= History of animation in India =

The history of animation in India can be traced to the early 20th century. Precursors to modern animation such as shadow puppets and slide shows entertained audiences before the advent of the cinema. Pioneers such as Dadasaheb Phalke, Gunamoy Banerjee, K.S. Gupte and G.K. Gokhle kept the tradition of animation alive during the first half of the 20th century. Such individuals were usually self-taught and were inspired by foreign cartoons.

== Pre-Independence ==
Even before the birth of animation, shadow-puppet traditions used images to tell stories. A notable example is tholu bommalata ("the dance of the leather puppets") from the state of Andhra Pradesh. The puppets used were large, had multiple joints, and were coloured on both sides. This meant that coloured shadows were projected onto the screen. Performances were accompanied by music. Folk tales and various epics such as the Mahabharata and Ramayana were dramatised.
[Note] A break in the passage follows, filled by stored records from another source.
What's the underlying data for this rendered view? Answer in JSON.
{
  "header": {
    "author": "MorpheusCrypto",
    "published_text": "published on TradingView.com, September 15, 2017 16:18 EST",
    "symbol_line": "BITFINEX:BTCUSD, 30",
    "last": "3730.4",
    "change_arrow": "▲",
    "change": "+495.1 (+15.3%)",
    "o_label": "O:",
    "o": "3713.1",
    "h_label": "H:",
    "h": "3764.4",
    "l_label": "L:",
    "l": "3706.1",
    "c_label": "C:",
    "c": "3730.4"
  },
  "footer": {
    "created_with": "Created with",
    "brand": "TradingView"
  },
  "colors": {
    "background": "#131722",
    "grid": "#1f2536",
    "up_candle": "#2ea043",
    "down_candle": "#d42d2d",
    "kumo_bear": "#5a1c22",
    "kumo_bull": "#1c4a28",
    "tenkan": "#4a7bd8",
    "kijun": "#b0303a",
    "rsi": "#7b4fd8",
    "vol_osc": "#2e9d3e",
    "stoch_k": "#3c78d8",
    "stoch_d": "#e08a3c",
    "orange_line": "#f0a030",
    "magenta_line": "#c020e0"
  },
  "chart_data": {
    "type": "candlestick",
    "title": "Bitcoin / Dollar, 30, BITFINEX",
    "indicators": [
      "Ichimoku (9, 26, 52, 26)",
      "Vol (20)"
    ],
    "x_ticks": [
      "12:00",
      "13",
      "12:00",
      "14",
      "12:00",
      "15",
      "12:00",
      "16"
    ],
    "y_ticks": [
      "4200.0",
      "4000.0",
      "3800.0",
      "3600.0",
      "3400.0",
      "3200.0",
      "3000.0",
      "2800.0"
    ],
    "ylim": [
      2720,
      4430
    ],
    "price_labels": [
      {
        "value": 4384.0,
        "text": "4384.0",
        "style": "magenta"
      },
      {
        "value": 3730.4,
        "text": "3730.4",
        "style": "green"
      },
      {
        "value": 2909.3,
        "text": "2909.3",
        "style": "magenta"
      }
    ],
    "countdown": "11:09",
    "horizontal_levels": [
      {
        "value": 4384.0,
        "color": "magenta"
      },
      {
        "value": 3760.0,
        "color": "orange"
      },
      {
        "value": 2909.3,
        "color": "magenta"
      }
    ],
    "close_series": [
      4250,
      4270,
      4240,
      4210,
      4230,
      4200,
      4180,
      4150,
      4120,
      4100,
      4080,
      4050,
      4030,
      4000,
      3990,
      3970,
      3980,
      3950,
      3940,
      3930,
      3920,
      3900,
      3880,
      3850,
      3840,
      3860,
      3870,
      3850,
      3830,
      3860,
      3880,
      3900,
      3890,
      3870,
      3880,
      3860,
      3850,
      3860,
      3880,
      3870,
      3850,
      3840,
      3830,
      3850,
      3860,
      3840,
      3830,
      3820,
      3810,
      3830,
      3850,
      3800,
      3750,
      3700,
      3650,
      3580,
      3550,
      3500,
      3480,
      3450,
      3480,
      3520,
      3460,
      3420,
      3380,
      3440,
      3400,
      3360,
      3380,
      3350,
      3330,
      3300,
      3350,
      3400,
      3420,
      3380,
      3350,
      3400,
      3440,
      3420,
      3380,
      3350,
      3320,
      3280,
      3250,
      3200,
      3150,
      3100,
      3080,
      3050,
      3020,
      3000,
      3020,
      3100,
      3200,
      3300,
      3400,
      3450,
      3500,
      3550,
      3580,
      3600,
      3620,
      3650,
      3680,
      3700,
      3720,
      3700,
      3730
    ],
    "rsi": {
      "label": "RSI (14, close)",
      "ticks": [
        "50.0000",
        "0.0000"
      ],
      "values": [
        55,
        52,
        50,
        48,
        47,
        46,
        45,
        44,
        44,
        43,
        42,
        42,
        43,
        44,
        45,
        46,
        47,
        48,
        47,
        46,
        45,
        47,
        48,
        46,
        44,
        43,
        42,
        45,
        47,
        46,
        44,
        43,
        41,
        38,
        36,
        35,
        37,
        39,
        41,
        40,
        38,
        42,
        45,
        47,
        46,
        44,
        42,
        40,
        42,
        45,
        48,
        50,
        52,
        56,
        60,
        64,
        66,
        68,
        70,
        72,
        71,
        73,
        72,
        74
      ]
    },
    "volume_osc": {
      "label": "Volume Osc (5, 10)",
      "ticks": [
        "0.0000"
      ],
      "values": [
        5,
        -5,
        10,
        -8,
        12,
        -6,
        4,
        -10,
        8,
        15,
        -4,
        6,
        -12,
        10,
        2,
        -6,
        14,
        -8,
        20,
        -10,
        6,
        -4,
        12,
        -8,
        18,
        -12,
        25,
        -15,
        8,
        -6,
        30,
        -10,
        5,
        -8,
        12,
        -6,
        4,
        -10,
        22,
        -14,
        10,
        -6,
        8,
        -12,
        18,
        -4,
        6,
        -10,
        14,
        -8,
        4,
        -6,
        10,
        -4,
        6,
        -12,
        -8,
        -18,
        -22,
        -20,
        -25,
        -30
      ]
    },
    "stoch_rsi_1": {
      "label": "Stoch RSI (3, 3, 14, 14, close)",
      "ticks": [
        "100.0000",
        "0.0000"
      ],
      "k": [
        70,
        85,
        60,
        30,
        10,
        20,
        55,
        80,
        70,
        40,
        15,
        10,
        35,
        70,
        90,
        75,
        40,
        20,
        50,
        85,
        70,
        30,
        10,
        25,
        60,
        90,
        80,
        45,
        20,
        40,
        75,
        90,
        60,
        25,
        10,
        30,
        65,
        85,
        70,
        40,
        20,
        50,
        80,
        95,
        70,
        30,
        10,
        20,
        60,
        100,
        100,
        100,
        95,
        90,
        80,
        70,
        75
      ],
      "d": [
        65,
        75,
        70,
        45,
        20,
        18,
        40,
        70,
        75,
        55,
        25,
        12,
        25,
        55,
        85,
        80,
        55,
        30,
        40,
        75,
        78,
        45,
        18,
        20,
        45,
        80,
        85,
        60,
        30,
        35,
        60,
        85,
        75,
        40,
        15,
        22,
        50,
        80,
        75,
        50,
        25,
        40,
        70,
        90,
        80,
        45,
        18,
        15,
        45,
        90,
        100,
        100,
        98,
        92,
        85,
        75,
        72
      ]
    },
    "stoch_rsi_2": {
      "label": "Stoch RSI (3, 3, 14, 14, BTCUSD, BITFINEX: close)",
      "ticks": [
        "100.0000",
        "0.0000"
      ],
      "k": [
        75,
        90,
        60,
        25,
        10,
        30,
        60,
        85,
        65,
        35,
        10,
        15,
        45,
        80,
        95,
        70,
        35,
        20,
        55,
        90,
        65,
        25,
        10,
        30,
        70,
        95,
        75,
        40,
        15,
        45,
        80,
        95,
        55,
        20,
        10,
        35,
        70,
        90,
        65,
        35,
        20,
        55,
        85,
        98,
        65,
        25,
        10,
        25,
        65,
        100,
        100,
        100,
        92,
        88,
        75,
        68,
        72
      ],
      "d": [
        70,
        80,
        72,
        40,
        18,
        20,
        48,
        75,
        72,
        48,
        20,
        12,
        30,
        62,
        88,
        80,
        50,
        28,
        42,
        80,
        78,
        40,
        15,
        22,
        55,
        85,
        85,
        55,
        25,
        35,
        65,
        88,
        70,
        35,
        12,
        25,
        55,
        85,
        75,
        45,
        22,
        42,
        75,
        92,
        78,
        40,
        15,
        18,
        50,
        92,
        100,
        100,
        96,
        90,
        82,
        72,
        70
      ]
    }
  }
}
The Shambharik Kharolika was another means of entertainment that pre-dated the age of the cinema. A series of hand-painted glass slides were projected using an apparatus called the "magic lantern". Mahadeo Gopal Patwardhan and his sons were responsible for popularising the medium across parts of India in the late 19th century. Patwardhan initially took it up as a hobby after being inspired by his friend Madan Madhav Rao Vitale, who was an engineer. Eventually, elements such as dialogue, narration, lyrics and background music were added. The first public show was held on 20 February 1892 in Kalyan, Mumbai. The first grand tour ended on 27 December 1895 at the 11th session of the Indian National Congress in Pune. The slides depicted various tales from the Ramayana, Sita Swayamvar, Mahabharata, Sati Anasuya, Raja Harishchandra, Shekhar Dashratha and the circus. The circus slides were sponsored by the proprietors of the Chhatre's Grand Circus. Works by painters Raja Ravi Verma and Madhavrao Dhurandhar were also recreated.

It is said that Raja Harishchandra's story in the form of an animated slide show was an influence behind prolific filmmaker Dadasaheb Phalke's first movie Raja Harishchandra, produced in 1913. Raja Harishchandra is notable for being India's first indigenous silent feature film.

Often referred to as the father of Indian cinema, Phalke dabbled in animation as well. His 1912 short The Growth of a Pea Plant introduced the concept of time-lapse photography, with one frame shot per day. In 1915 he produced the animated short Agkadyanchi Mouj (Matchsticks' Fun). He had probably been inspired by Émile Cohl’s matchstick film. This was followed by Laxmicha Galicha (animated coins), and Vichitra Shilpa (inanimate animation). Phalke was forced into making shorter works such as cartoons and documentaries since the war in Europe had slowed imports, including film. Unfortunately, animated works such as Agkadyanchi Mouj and Vichitra Shilpa have not survived the ravages of time. However, Phalke’s craftsmanship can still be seen in the title sequence of his last silent film, Setu Bandhan, made in 1932.

In 1934, the first Indian animated film with a soundtrack, On a Moonlit Night, was released. The film is often credited to composer and orchestra leader R.C. Boral, but this attribution may be erroneous.

The Pea Brothers, directed by Gunamoy Banerjee and produced by New Theatres Limited, was released in Calcutta on 23 June 1934, making it the first Indian animated work to be released in theatres. The film was between 3 and 4 minutes long and used drawn black and white images. The plot consists of a pea-pod which opens up to release 5 peas, and from these peas emerge five small toy-like figures that play with one another. The film was basically an experimental attempt and hence lacked a proper storyline. It resembled the tradition of Disney and other foreign animators, whose films were released quite often in Calcutta.

Pune-based Prabhat Film Company's Jambu Kaka was released in Bombay on 15 November 1934. The short features a jackal and was animated by Raghunath K. Kelkar. Around the same time, K.S. Gupte and G.K. Gokhle were teaching themselves animation by watching American cartoons. Their first experiment in animation was called Shikaar ("The Hunt").

Other shorts from the period include Bakam Bhatt by Kolapur Cinetoons, Lafanga Langoor (1935) by Mohan Bhavani, Superman's Myth (1939) by G.K. Ghokhle, and Akash Pataal (1939) by Mandar Malik.

The shortage of raw film stock due to the Second World War may have caused filmmakers to choose animation as a medium.